A Natural Oasis
The site of Jericho, just north of the Dead Sea and due west of the Jordan River, is one of the oldest continuously lived-in cities in the world. The reason for this may be found in its Arabic name, Ārīḥā, which means fragrant; Jericho is a natural oasis in the desert where countless fresh water springs can be found. This resource, which drew its first visitors between 10,000 and 9000 BCE, still has ancestors that live there today.
Biblical Reference
The site of Jericho is best known for its identity in the Bible and this has drawn pilgrims and explorers to it as early as the fourth century CE; serious archaeological exploration didn’t begin until the latter half of the nineteenth century. What continues to draw archaeologists to Jericho today is the hope of finding some evidence of the warrior Joshua, who lead the Israelites to an unlikely victory against the Canaanites (“the walls of the city fell when Joshua and his men marched around them blowing horns” Joshua 6:1–27). Although unequivocal evidence of Joshua himself has yet to be found, what has been uncovered are some 12,000 years of human activity. The most spectacular finds at Jericho, however, do not date to the time of Joshua, roughly the Bronze Age (3300–1200 BCE), but rather to the earliest part of the Neolithic era, before even the technology to make pottery had been discovered.
Old Walls
The site of Jericho rises above the wide plain of the Jordan Valley, its height the result of layer upon layer of human habitation, a formation called a Tell. The earliest visitors to the site who left remains (stone tools) came in the Mesolithic period (around 9000 BCE) but the first settlement at the site, around the Ein as-Sultan spring, dates to the early Neolithic era, and these people, who built homes, grew plants, and kept animals, were among the earliest to do such anywhere in the world. Specifically, in the Pre-Pottery Neolithic A levels at Jericho (8500–7000 BCE) archaeologists found remains of a very large settlement of circular homes made with mud brick and topped with domed roofs. As the name of this era implies, these early people at Jericho had not yet figured out how to make pottery, but they made vessels out of stone, wove cloth and for tools were trading for aparticularly useful kind of stone, obsidian, from as far away as Çiftlik, in eastern Turkey. The settlement grew quickly and, for reasons unknown, the inhabitants soon constructed a substantial stone wall and exterior ditch around their town, complete with a stone tower almost eight meters high, set against the inner side of the wall. Theories as to the function of this wall range from military defense to keeping out animal predators to even combating the natural rising of the level of the ground surrounding the settlement. However, regardless of its original use, here we have the first version of the walls Joshua so ably conquered some six thousand years later.
Plastered Human Skulls
The Pre-Pottery Neolithic A period is followed by the Pre-Pottery Neolithic B (7000–5200 BCE), which was different from its predecessor in important ways. Houses in this era were uniformly rectangular and constructed with a new kind of rectangular mud bricks which were decorated with herringbone thumb impressions, and always laid lengthwise in thick mud mortar. This mortar, like a plaster, was also used to create a smooth surface on the interior walls, extending down across the floors as well. In this period there is some strong evidence for cult or religious belief at Jericho. Archaeologists discovered one uniquely large building dating to the period with unique series of plastered interior pits and basins as well as domed adjoining structures and it is thought this was for ceremonial use. Other possible evidence of cult practice was discovered in several homes of the Pre-Pottery Neolithic town, in the form of plastered human skulls which were molded over to resemble living heads. Shells were used for eyes and traces of paint revealed that skin and hair were also included in the representations. The largest group found together were nine examples, buried in the fill below the plastered floor of one house.

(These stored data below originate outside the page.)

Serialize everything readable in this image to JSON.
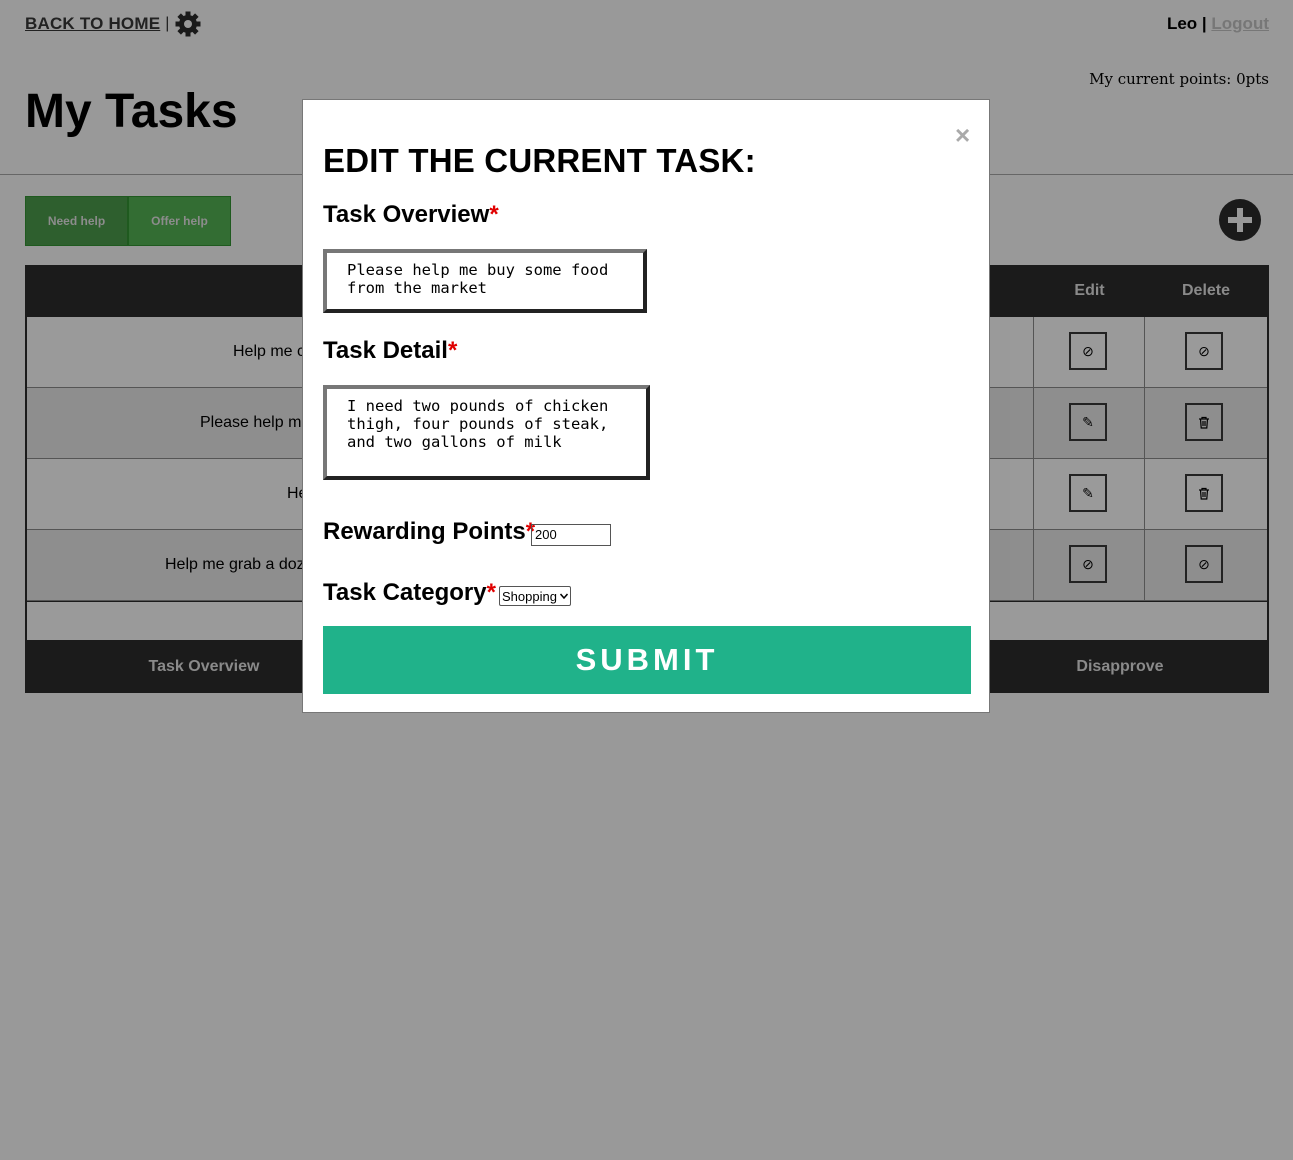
{
  "header": {
    "back_label": "BACK TO HOME",
    "separator": "|",
    "user_name": "Leo |",
    "logout_label": "Logout",
    "points_text": "My current points: 0pts"
  },
  "page": {
    "title": "My Tasks"
  },
  "tabs": [
    {
      "label": "Need help"
    },
    {
      "label": "Offer help"
    }
  ],
  "table": {
    "headers": {
      "edit": "Edit",
      "delete": "Delete"
    },
    "rows": [
      {
        "text": "Help me c",
        "edit_icon": "ban-icon",
        "delete_icon": "ban-icon"
      },
      {
        "text": "Please help me",
        "edit_icon": "edit-icon",
        "delete_icon": "trash-icon"
      },
      {
        "text": "He",
        "edit_icon": "edit-icon",
        "delete_icon": "trash-icon"
      },
      {
        "text": "Help me grab a doz",
        "edit_icon": "ban-icon",
        "delete_icon": "ban-icon"
      }
    ],
    "footer": {
      "overview": "Task Overview",
      "disapprove": "Disapprove"
    }
  },
  "modal": {
    "close_label": "×",
    "title": "EDIT THE CURRENT TASK:",
    "overview_label": "Task Overview",
    "overview_value": "Please help me buy some food from the market",
    "detail_label": "Task Detail",
    "detail_value": "I need two pounds of chicken thigh, four pounds of steak, and two gallons of milk",
    "points_label": "Rewarding Points",
    "points_value": "200",
    "category_label": "Task Category",
    "category_value": "Shopping",
    "required_mark": "*",
    "submit_label": "SUBMIT"
  },
  "colors": {
    "submit": "#20b28a",
    "required": "#e00000",
    "overlay_bg": "#999999"
  }
}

Jericho isn’t the only site at which plastered skulls have been found in Pre-Pottery Neolithic B levels; they have also been found at Tell Ramad, Beisamoun, Kfar Hahoresh, ‘Ain Ghazal and Nahal Hemar. Among the some sixty-two skulls discovered among these sites, we know that older and younger men as well as women and children are represented, which poses interesting questions as to their meaning. Were they focal points in ancestor worship, as was originally thought, or did they function as images by which deceased family members could be remembered? As we are without any written record of the belief system practiced in the Neolithic period in the area, we will never know.